Полина Шур - Альбер Ламорис
Триумфальная арка и Эйфелева башня, захваченные сверху вместе, в единстве, и потом сама Эйфелева башня, символ Франции, «услышанная» в классической музыке, которая вместе с продуманным и в то же время вольным движением вертолета создает поэму железных кружев…
Вандомская площадь и в центре — колонна со скульптурным изображением Наполеона в образе римского императора, с симметрией двух улиц, идущих от площади, домов, портиков, барельефов…
Площадь Согласия, площадь–набережная, раскрытая фасадами домов к Сене, с обелиском в центре площади, с двумя зданиями–дворцами справа и слева от колонны… словом, гармония, соразмерность, удивительное композиционное равновесие — и красота, конечно, — домов и церквей, дворцов и парков, мостов и рек, круглых и квадратных площадей и улиц, расходящихся от них, фонтанов и статуй, которые стоят, как верные стражи, как верные и вечные хранители Парижа, на его дворцах, на его соборах, на колоннах его площадей.
Париж очистили от копоти, пыли — на фасады домов, на колонны, на статуи направляли струи воды под сильным давлением.
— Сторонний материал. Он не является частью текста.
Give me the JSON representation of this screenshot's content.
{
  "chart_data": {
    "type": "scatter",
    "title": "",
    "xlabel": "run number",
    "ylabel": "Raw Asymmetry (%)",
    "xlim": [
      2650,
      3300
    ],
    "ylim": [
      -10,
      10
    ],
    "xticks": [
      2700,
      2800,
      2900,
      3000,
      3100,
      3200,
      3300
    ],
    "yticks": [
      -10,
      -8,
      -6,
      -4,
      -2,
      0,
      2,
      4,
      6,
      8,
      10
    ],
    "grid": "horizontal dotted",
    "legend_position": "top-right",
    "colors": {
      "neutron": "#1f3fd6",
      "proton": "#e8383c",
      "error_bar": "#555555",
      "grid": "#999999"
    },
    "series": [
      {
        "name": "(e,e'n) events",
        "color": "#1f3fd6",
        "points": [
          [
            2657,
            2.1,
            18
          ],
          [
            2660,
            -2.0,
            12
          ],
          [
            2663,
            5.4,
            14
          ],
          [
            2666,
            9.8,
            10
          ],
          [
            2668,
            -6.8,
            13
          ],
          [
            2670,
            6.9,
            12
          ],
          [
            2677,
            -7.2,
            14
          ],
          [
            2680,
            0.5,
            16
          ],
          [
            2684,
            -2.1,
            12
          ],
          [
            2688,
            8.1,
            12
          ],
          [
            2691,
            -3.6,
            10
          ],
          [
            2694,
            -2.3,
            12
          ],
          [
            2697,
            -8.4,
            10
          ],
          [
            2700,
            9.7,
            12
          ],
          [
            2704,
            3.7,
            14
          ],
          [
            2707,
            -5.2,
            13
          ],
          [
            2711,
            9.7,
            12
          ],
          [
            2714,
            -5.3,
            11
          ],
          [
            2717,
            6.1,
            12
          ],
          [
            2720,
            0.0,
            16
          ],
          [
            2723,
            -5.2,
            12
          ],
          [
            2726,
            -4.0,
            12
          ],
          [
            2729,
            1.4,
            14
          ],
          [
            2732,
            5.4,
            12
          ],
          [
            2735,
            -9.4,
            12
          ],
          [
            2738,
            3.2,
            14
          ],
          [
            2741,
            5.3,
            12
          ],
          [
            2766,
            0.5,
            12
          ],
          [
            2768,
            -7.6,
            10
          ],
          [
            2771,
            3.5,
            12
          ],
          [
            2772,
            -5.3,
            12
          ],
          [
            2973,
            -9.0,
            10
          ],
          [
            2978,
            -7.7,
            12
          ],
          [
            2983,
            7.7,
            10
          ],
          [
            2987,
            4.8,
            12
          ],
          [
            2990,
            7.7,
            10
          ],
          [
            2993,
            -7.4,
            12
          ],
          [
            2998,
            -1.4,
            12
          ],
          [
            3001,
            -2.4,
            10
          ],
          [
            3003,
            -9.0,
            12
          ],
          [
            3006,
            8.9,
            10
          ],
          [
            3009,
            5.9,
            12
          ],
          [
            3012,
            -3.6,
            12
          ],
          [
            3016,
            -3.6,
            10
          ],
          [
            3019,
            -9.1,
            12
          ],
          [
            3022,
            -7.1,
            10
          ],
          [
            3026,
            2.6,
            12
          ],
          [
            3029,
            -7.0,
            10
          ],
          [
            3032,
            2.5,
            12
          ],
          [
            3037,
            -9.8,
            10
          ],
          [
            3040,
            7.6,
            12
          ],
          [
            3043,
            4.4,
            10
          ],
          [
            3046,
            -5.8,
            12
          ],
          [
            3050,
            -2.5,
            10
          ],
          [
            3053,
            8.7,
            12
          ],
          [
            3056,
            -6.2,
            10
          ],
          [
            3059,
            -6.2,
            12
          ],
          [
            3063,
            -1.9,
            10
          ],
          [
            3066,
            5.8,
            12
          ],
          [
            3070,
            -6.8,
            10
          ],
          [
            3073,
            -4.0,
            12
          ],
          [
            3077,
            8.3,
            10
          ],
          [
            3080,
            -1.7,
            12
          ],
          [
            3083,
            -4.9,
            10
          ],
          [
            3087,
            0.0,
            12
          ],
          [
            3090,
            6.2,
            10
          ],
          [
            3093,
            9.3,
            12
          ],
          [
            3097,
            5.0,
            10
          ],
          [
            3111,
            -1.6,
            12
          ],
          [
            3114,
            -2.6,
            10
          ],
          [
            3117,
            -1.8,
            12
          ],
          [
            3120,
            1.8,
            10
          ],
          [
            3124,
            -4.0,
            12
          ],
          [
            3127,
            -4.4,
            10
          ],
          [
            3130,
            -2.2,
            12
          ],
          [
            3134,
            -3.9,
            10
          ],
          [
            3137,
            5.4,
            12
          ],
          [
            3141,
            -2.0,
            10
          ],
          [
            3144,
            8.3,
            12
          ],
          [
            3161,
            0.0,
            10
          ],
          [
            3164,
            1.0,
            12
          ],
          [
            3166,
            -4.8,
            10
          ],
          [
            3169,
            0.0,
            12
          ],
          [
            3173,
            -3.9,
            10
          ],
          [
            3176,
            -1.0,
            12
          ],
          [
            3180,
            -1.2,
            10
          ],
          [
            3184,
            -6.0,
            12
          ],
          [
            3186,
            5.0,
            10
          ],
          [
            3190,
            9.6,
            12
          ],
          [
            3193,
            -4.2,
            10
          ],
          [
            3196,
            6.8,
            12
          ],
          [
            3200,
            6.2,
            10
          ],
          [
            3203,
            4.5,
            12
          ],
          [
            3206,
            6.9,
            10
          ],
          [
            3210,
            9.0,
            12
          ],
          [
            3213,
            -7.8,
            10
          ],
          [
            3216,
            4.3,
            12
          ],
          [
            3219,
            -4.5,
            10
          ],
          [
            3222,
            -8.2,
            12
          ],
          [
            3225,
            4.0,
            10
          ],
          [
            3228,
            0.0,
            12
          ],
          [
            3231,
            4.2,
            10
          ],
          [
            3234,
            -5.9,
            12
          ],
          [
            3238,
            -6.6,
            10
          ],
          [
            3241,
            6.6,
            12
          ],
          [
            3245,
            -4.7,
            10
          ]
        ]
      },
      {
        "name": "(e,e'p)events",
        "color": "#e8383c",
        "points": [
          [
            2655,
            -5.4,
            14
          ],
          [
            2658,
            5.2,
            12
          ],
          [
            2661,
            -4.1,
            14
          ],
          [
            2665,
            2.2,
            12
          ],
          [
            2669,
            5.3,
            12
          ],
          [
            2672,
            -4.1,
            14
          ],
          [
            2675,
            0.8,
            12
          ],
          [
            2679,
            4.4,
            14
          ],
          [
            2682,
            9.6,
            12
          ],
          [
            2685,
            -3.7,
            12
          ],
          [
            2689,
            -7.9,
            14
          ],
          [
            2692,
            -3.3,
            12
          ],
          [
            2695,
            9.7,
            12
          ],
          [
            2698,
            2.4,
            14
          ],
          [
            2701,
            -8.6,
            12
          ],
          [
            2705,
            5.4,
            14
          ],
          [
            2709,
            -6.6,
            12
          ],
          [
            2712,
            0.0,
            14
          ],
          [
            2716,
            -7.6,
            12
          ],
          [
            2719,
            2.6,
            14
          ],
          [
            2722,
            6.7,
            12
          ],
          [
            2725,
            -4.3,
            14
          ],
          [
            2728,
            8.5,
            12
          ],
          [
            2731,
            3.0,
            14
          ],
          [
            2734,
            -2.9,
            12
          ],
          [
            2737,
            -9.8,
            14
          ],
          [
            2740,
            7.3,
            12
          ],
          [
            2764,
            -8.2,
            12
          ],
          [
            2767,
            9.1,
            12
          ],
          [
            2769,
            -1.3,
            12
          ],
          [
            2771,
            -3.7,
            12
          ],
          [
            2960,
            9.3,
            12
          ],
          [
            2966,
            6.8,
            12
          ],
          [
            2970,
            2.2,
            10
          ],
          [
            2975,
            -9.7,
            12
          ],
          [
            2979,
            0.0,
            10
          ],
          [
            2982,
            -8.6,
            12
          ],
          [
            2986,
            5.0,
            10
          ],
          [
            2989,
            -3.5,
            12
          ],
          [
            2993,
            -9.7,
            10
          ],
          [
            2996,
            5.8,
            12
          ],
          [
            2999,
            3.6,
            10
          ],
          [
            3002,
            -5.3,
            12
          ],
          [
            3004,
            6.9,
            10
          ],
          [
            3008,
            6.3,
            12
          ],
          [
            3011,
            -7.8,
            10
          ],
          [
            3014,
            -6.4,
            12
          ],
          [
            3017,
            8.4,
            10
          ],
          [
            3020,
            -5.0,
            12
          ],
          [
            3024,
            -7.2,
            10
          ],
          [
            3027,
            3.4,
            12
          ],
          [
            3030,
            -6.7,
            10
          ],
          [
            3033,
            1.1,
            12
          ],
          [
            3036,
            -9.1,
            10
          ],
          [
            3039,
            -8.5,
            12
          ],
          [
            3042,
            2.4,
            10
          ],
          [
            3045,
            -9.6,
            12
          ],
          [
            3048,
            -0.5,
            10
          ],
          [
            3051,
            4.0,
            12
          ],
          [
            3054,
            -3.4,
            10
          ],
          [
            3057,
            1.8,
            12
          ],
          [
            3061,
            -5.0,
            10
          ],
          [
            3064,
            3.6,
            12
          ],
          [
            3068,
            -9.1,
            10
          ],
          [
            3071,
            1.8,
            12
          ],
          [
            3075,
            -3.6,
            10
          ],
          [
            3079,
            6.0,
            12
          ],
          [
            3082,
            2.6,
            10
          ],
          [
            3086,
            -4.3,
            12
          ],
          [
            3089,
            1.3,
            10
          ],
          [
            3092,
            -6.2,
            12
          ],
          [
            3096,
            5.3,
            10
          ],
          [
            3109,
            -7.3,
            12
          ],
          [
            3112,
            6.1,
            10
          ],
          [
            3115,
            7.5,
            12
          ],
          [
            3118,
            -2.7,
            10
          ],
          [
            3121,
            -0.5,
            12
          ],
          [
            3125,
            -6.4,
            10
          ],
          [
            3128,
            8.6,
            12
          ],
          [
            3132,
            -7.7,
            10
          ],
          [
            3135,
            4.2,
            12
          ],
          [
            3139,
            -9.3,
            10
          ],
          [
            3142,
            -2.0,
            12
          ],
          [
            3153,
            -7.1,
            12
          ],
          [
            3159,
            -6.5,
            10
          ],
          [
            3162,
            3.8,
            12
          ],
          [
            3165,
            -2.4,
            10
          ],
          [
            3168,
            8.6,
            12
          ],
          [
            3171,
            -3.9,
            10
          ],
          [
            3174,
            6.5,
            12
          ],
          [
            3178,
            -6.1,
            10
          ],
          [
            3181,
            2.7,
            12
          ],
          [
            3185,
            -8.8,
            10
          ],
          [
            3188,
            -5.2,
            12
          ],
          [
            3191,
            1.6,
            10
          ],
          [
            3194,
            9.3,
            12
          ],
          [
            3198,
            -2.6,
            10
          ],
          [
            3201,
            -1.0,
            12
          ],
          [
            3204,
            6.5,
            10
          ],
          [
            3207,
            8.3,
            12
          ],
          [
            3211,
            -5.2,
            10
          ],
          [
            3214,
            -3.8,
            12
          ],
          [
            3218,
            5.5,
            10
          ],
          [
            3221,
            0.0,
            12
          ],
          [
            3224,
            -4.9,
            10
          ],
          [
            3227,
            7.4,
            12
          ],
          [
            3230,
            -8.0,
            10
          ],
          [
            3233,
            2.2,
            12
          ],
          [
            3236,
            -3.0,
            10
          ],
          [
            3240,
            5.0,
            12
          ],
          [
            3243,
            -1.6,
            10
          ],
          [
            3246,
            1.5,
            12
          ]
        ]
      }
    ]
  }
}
Исчезла «патина времени», дымка, казалось, неотъемлемая от Парижа, исчезли такие привычные, поэтичные, много раз описанные поэтами, живописцами, писателями приглушенные, тусклые, блеклые, серые или бархатно–черные тона камней, тона воздуха.
Париж очистили от копоти, — и статуи вдруг открылись в своих первозданных красках — как будто с них, как с фресок, сняли поздние наслоения и добрались до первого слоя. Статуи оказались белыми; чуть зелеными и чуть желтыми (от времени изменился цвет даже у первого слоя); иногда чуть потрескавшимися. Юные, загадочные статуи женщин. Гордые, неколебимые, верные своему Парижу статуи героев Франции, видевшие столько эпох, столько изменений! Оглядывающие с высоты весь город, с которого тоже спала эта пелена, эта дымка. Париж вдруг тоже открылся во всей полноте ярких, свежих, прозрачных красок камней — светло–желтых, синих, золотых, белых, — во всей полноте жизни.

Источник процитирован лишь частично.